Mickey Callaway Harassed Women Longer Than He’s Suspended
Former New York Mets Manager Mickey Callaway was suspended through the end of the 2022 season. At that time, the now deposed Los Angeles Angels pitching coach can apply for reinstatement to Major League Baseball.
In some respects, this is good because it’s a harsher penalty than any steroid user faces for a single offense. It’s also more severe than what the Houston Astros faced.
Going further, it’s a harsher penalty than what Jose Reyes or any domestic abuser has faced. So, yes, to that end, it’s progress.
However, the penalty in and of itself is just a slap on the wrist and falls far short of being reflective of Callaway’s actions. To that, it’s time to revisit the allegations in the article written by Brittany Ghiroli and Katie Strang of The Athletic.
Callaway was accused of sending UNWANTED and UNSOLICITED pornographic pictures of himself to female reporters and requesting they reciprocate. He’d leverage his position inviting these same and other reports out for drinks to provide news or leaks.
This on top of his thrusting himself towards female reporters, and you see this was a monster. This wasn’t just harassing behavior, it was borderline criminal. Keep in mind, that’s just what we know.
Callaway’s response to this was to deny wrongdoing. He did that despite behaving this way for over five years. He did that despite their being text messages between him and his victims.
Either he knew he was screwed and opted to push Major League Baseball to act, or he really had no clue his behavior was disgusting and wrong.
It needs to be reiterated Callaway’s lewd and malicious actions took place for a period over five years. It involved multiple women, and he showed no signs of remorse. He then dragged MLB further through the mud. Of course, he did that to a situation partially of MLB’s making.
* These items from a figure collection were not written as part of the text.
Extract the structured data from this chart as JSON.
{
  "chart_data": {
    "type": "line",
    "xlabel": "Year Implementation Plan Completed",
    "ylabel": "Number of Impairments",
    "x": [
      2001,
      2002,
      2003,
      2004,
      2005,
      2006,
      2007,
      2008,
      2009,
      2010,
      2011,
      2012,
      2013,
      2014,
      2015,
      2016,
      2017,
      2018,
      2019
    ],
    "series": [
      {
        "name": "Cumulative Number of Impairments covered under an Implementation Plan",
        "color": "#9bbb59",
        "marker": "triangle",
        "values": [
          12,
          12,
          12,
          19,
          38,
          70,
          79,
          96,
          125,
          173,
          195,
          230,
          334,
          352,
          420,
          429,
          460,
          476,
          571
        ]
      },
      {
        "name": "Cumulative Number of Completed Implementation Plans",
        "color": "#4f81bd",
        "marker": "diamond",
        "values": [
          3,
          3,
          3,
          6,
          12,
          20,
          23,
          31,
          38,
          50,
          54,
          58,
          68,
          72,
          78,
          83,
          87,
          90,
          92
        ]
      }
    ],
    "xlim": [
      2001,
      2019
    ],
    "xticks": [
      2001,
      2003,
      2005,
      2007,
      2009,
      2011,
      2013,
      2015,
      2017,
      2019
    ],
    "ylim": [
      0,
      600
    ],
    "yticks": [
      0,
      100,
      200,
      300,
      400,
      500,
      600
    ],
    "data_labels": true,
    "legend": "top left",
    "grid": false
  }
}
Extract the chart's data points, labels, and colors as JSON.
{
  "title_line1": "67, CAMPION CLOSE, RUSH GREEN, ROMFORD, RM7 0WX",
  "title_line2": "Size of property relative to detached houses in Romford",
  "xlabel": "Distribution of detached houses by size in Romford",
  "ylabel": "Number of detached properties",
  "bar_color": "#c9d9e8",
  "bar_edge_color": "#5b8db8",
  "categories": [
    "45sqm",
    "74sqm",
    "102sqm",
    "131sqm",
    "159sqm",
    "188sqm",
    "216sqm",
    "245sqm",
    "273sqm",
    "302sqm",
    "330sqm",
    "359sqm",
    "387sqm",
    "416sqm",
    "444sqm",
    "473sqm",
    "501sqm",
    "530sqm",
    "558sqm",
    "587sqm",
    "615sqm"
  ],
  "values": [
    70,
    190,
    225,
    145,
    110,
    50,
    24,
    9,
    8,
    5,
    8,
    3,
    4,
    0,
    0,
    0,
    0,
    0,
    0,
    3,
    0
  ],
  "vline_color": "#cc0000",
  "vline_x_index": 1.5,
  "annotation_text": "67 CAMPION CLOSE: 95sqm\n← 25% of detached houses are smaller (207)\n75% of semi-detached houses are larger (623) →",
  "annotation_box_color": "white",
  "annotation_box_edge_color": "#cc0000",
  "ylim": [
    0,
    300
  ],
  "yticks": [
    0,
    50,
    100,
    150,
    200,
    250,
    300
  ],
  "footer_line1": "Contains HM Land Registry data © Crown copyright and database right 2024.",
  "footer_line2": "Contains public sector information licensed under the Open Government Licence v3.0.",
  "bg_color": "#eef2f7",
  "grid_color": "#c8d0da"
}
The response? A two year suspension?After FIVE PLUS YEARS of harassment, he’s suspended for TWO!
In that suspension, there’s no mandatory counseling and/or a framework for it. There’s no coinciding MLB partnership with organizations to aide in eliminating this behavior.
Sure, MLB put the provision for application for reinstatement, but that’s just kicking the rock down the road. It only has teeth if they want it to have teeth.
As we saw with Alex Cora with the Boston Red Sox and A.J. Hinch with the Detroit Tigers, if a team thinks they can help you win, they won’t care about your transgressions. Now, what Cora and Hinch did doesn’t compare to the heinous acts of Callaway, but the point remains.
After all, Callaway was “the worst kept secret in baseball.” Everyone knew what he was doing, and yet, he wasn’t fired by the Cleveland Indians. Worse yet, he was actually hired by the Mets and Angels.
In sum, we see the problem is bigger than just Callaway. To that end, we get the sense of why over five years of harassment leads to just a two year suspension.